Now that the dust is settling post COP26, the role chemicals will play in the climate crisis is increasingly in focus. The industry touches every aspect of our lives, from toothpaste to phones and multivitamins. That makes it a kingpin in the successful transition toward sustainability, according to Dr. Wolfgang Falter, a partner at ChemAdvice.
With 30 years advising companies at global consulting firms under his belt, Falter lays out his thoughts here:
“In all 25 COPs before Glasgow, never has the role of coal, oil and gas as a driver, let alone the main driver, of the climate crisis made the final text.
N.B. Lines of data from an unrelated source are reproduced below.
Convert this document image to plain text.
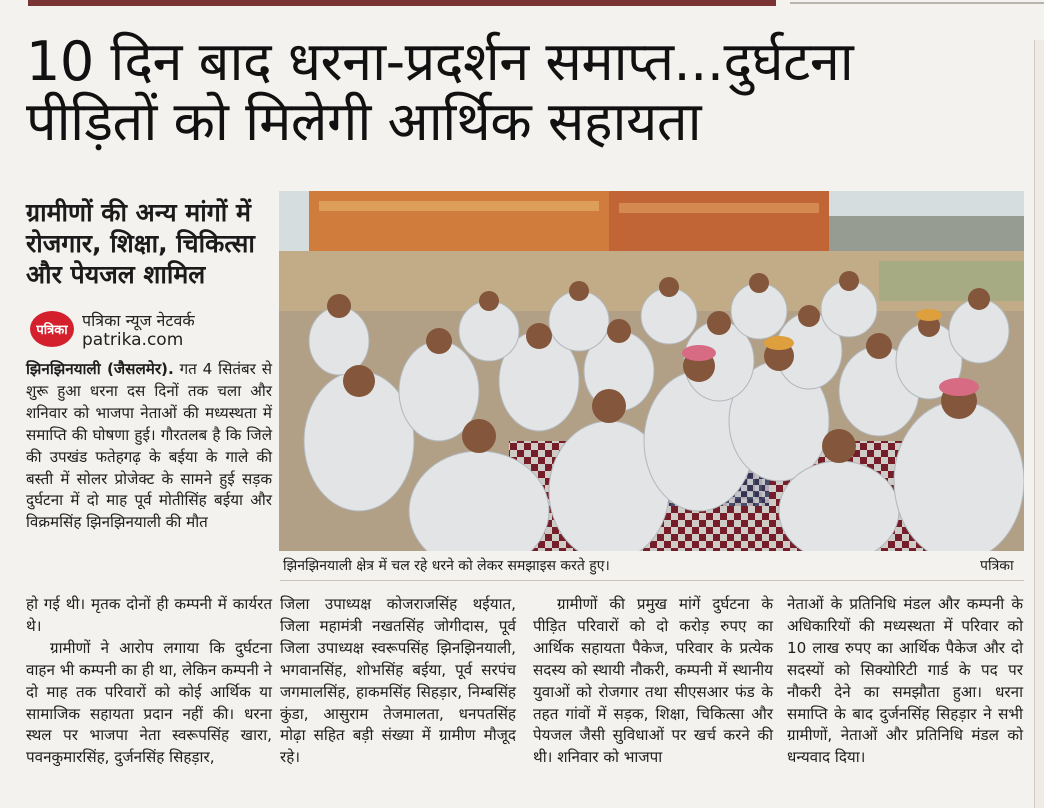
10 दिन बाद धरना-प्रदर्शन समाप्त...दुर्घटना
पीड़ितों को मिलेगी आर्थिक सहायता
ग्रामीणों की अन्य मांगों में
रोजगार, शिक्षा, चिकित्सा
और पेयजल शामिल
पत्रिका
पत्रिका न्यूज नेटवर्क
patrika.com

झिनझिनयाली (जैसलमेर). गत 4 सितंबर से शुरू हुआ धरना दस दिनों तक चला और शनिवार को भाजपा नेताओं की मध्यस्थता में समाप्ति की घोषणा हुई। गौरतलब है कि जिले की उपखंड फतेहगढ़ के बईया के गाले की बस्ती में सोलर प्रोजेक्ट के सामने हुई सड़क दुर्घटना में दो माह पूर्व मोतीसिंह बईया और विक्रमसिंह झिनझिनयाली की मौत

झिनझिनयाली क्षेत्र में चल रहे धरने को लेकर समझाइस करते हुए।	पत्रिका

हो गई थी। मृतक दोनों ही कम्पनी में कार्यरत थे।

ग्रामीणों ने आरोप लगाया कि दुर्घटना वाहन भी कम्पनी का ही था, लेकिन कम्पनी ने दो माह तक परिवारों को कोई आर्थिक या सामाजिक सहायता प्रदान नहीं की। धरना स्थल पर भाजपा नेता स्वरूपसिंह खारा, पवनकुमारसिंह, दुर्जनसिंह सिहड़ार,

जिला उपाध्यक्ष कोजराजसिंह थईयात, जिला महामंत्री नखतसिंह जोगीदास, पूर्व जिला उपाध्यक्ष स्वरूपसिंह झिनझिनयाली, भगवानसिंह, शोभसिंह बईया, पूर्व सरपंच जगमालसिंह, हाकमसिंह सिहड़ार, निम्बसिंह कुंडा, आसुराम तेजमालता, धनपतसिंह मोढ़ा सहित बड़ी संख्या में ग्रामीण मौजूद रहे।

ग्रामीणों की प्रमुख मांगें दुर्घटना के पीड़ित परिवारों को दो करोड़ रुपए का आर्थिक सहायता पैकेज, परिवार के प्रत्येक सदस्य को स्थायी नौकरी, कम्पनी में स्थानीय युवाओं को रोजगार तथा सीएसआर फंड के तहत गांवों में सड़क, शिक्षा, चिकित्सा और पेयजल जैसी सुविधाओं पर खर्च करने की थी। शनिवार को भाजपा

नेताओं के प्रतिनिधि मंडल और कम्पनी के अधिकारियों की मध्यस्थता में परिवार को 10 लाख रुपए का आर्थिक पैकेज और दो सदस्यों को सिक्योरिटी गार्ड के पद पर नौकरी देने का समझौता हुआ। धरना समाप्ति के बाद दुर्जनसिंह सिहड़ार ने सभी ग्रामीणों, नेताओं और प्रतिनिधि मंडल को धन्यवाद दिया।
The summit showed very clearly how views differ and how difficult the negotiations are between the stakeholders. But it also showed that the cries for climate neutrality and emission reduction are increasingly being heard and can no longer be ignored.
What does that mean for the chemical sector? The industry is somewhat the link between natural resources and energy generation on the supply side and almost all other direct and indirect customer industries on the demand side. That’s why it has a key role as either preventer or enabler of a transition towards more sustainability.
The Chemical Industry is a large direct and indirect consumer of energy, which is still largely fossil based. If you look at the building blocks, e.g. olefins and aromatics from crackers, chlorine, oxygen, ammonia and methanol, they account for more than half of its greenhouse gas emissions. Leading building block players are thus directly investing into Renewable Energy access to secure their future demand for energy at low carbon dioxide emission levels.
For the producers of materials — especially plastics, rubbers, synthetic fibers and batteries — it becomes increasingly important to close material cycles beyond the use phase. Collecting and recycling materials is gaining importance, in Europe and beyond.
For the downstream producers of consumer chemicals, like pharmaceuticals, adhesives, coatings, and cosmetics, sustainability is about low toxicity for humans, animals and the environment as well as avoiding unwanted side effects, like reduction of biodiversity, excessive use of drinking water or land-use.
It’s all very well having a sustainable footprint and handprint, but it’s not enough. The benefits of improving your sustainability score by the kilogram, litre, 1,000 hours worked and other measurable targets could be drowned out by increased consumption as economies rebound. Demand for some chemicals and materials have grown at double GDP rates. If the specific usage of a chemical or material is overproportionately increasing, then the overall sustainability decreases. When we think about our planet and its capacity to absorb pollution, it pays to think in absolute terms. The boundaries are set.
So depending on the kind of chemicals and position in the value chain, the priorities and topics are different. Some see it as a threat, but we see it more as an opportunity for the Chemical Industry to become the enabler of a more sustainable future.”